FIGURE 8:

Inhibition of actin assembly by CK-636 and CK-548 decreases macrophage fusion and podosome formation. (A) Different concentrations of the Arp2/3 inhibitors CK-636 and CK-548 were added to macrophages at the onset of fusion induction with IL-4. Control cells were treated with DMSO. The fusion rates were determined after 72 h from confocal images of samples labeled with Alexa Fluor 488–conjugated phalloidin and DAPI. Results shown are mean ± SD from three independent experiments. Three to five random 20× fields per sample were used to count nuclei (250–300 nuclei/field; total ∼3600 nuclei). Fusion of control (DMSO-treated) cells was assigned a value of 100%. (B) Effect of inhibitors (each at 15 µM) on podosome formation. The fraction of cells with >10 podosomes was calculated and normalized to DMSO control.
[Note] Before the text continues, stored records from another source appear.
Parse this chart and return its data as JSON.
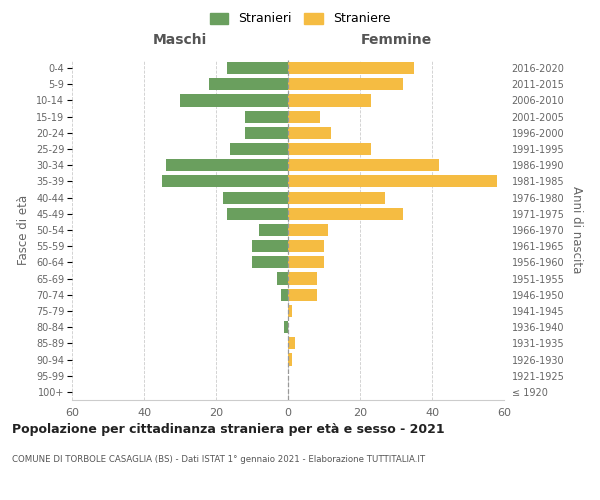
{
  "age_groups": [
    "100+",
    "95-99",
    "90-94",
    "85-89",
    "80-84",
    "75-79",
    "70-74",
    "65-69",
    "60-64",
    "55-59",
    "50-54",
    "45-49",
    "40-44",
    "35-39",
    "30-34",
    "25-29",
    "20-24",
    "15-19",
    "10-14",
    "5-9",
    "0-4"
  ],
  "birth_years": [
    "≤ 1920",
    "1921-1925",
    "1926-1930",
    "1931-1935",
    "1936-1940",
    "1941-1945",
    "1946-1950",
    "1951-1955",
    "1956-1960",
    "1961-1965",
    "1966-1970",
    "1971-1975",
    "1976-1980",
    "1981-1985",
    "1986-1990",
    "1991-1995",
    "1996-2000",
    "2001-2005",
    "2006-2010",
    "2011-2015",
    "2016-2020"
  ],
  "maschi": [
    0,
    0,
    0,
    0,
    1,
    0,
    2,
    3,
    10,
    10,
    8,
    17,
    18,
    35,
    34,
    16,
    12,
    12,
    30,
    22,
    17
  ],
  "femmine": [
    0,
    0,
    1,
    2,
    0,
    1,
    8,
    8,
    10,
    10,
    11,
    32,
    27,
    58,
    42,
    23,
    12,
    9,
    23,
    32,
    35
  ],
  "color_maschi": "#6a9f5e",
  "color_femmine": "#f5bc42",
  "title": "Popolazione per cittadinanza straniera per età e sesso - 2021",
  "subtitle": "COMUNE DI TORBOLE CASAGLIA (BS) - Dati ISTAT 1° gennaio 2021 - Elaborazione TUTTITALIA.IT",
  "xlabel_left": "Maschi",
  "xlabel_right": "Femmine",
  "ylabel_left": "Fasce di età",
  "ylabel_right": "Anni di nascita",
  "legend_maschi": "Stranieri",
  "legend_femmine": "Straniere",
  "xlim": 60,
  "background_color": "#ffffff",
  "grid_color": "#cccccc"
}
Results shown are mean ± SD from three independent experiments with three to five random 20× fields used per sample to count cells (100–150 cells/field). (C) Representative confocal micrographs of control (DMSO-treated) and CK 548-treated (15–60 µM) macrophages 72 h after incubation in the presence of IL-4. The cells were labeled with Alexa Fluor 488–conjugated phalloidin (white) and DAPI (teal). (D) Live imaging of macrophages treated with 15 µM Arp2/3 inhibitor CK-548. In each micrograph, time is shown in minutes:seconds. A single fusion event detected is shown.